Philippe Weber : Elle n’hésite pas tant que cela ! Grâce à l’abondance des liquidités, l’Eonia est très en dessous du taux directeur. Cette abondance est elle-même non conventionnelle : la BCE a presque doublé la taille de son bilan. Ce qu’elle hésite à faire, c’est acheter des titres longs d’Etat. Il y a plusieurs raisons à cela. D’abord, les traités européens n’interdisent certes explicitement que l’achat à l’émission, mais leur logique est de ne pas monétiser la dette d’Etat. Ensuite la multiplicité des Etats pose la question de la dette à acheter (grecque, allemande...) et dans quelle proportion.
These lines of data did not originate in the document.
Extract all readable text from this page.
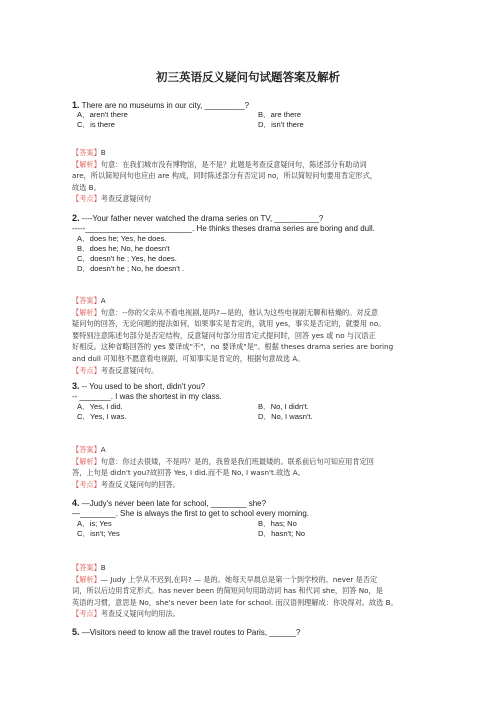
初三英语反义疑问句试题答案及解析
1. There are no museums in our city, _________?
A．aren't there	B．are there
C．is there	D．isn't there
【答案】B
【解析】句意：在我们城市没有博物馆，是不是？此题是考查反意疑问句，陈述部分有助动词
are，所以简短问句也应由 are 构成，同时陈述部分有否定词 no，所以简短问句要用肯定形式，
故选 B。
【考点】考查反意疑问句
2. ----Your father never watched the drama series on TV, __________?
-----________________________. He thinks theses drama series are boring and dull.
A．does he; Yes, he does.
B．does he; No, he doesn't
C．doesn't he ; Yes, he does.
D．doesn't he ; No, he doesn't .
【答案】A
【解析】句意：--你的父亲从不看电视剧,是吗?—是的，他认为这些电视剧无聊和枯燥的。对反意
疑问句的回答，无论问题的提法如何，如果事实是肯定的，就用 yes，事实是否定的，就要用 no。
要特别注意陈述句部分是否定结构，反意疑问句部分用肯定式提问时，回答 yes 或 no 与汉语正
好相反。这种省略回答的 yes 要译成"不"，no 要译成"是"。根据 theses drama series are boring
and dull 可知他不愿意看电视剧，可知事实是肯定的，根据句意故选 A。
【考点】考查反意疑问句。
3. -- You used to be short, didn't you?
-- _______. I was the shortest in my class.
A．Yes, I did.	B．No, I didn't.
C．Yes, I was.	D．No, I wasn't.
【答案】A
【解析】句意：你过去很矮，不是吗？是的，我曾是我们班最矮的。联系前后句可知应用肯定回
答，上句是 didn't you?故回答 Yes, I did.而不是 No, I wasn't.故选 A。
【考点】考查反义疑问句的回答。
4. —Judy's never been late for school, ________ she?
—________. She is always the first to get to school every morning.
A．is; Yes	B．has; No
C．isn't; Yes	D．hasn't; No
【答案】B
【解析】— Judy 上学从不迟到,在吗? — 是的。她每天早晨总是第一个到学校的。never 是否定
词，所以后边用肯定形式。has never been 的简短问句用助动词 has 和代词 she，回答 No，是
英语的习惯，意思是 No，she's never been late for school. 而汉语则理解成：你说得对。故选 B。
【考点】考查反义疑问句的用法。
5. —Visitors need to know all the travel routes to Paris, ______?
De plus, la BCE garde des réflexes monétaristes ; créer de la monnaie centrale est une chose, créer de la monnaie pour les entités non bancaires en est une autre. Enfin, il y a des réticence sans doute fortes des opinions et des hommes politiques dans certains pays, là où monétisation de la dette et hyperinflation sont – pas forcément à tort – associées.
Dans leur forme actuelle, les politiques d’assouplissement quantitatif de la Fed et de la Banque d’Angleterre seront-elles suffisantes pour restaurer la confiance des marchés ?
On ne peut que l’espérer, mais impossible d’en être sûr. L’expérience manque ! Les minutes de la dernière réunion du FOMC montrent que le choix a été fait d’acheter toutes sortes de titres, faute de savoir quel serait l’effet d’un achat ciblé. Mais en tout cas, ces politiques exceptionnelles enlèvent certains des freins au retour à une normalité sur les marchés financiers, et s’ajoutent aux mesures indispensables de recapitalisation ou d’apurement des bilans.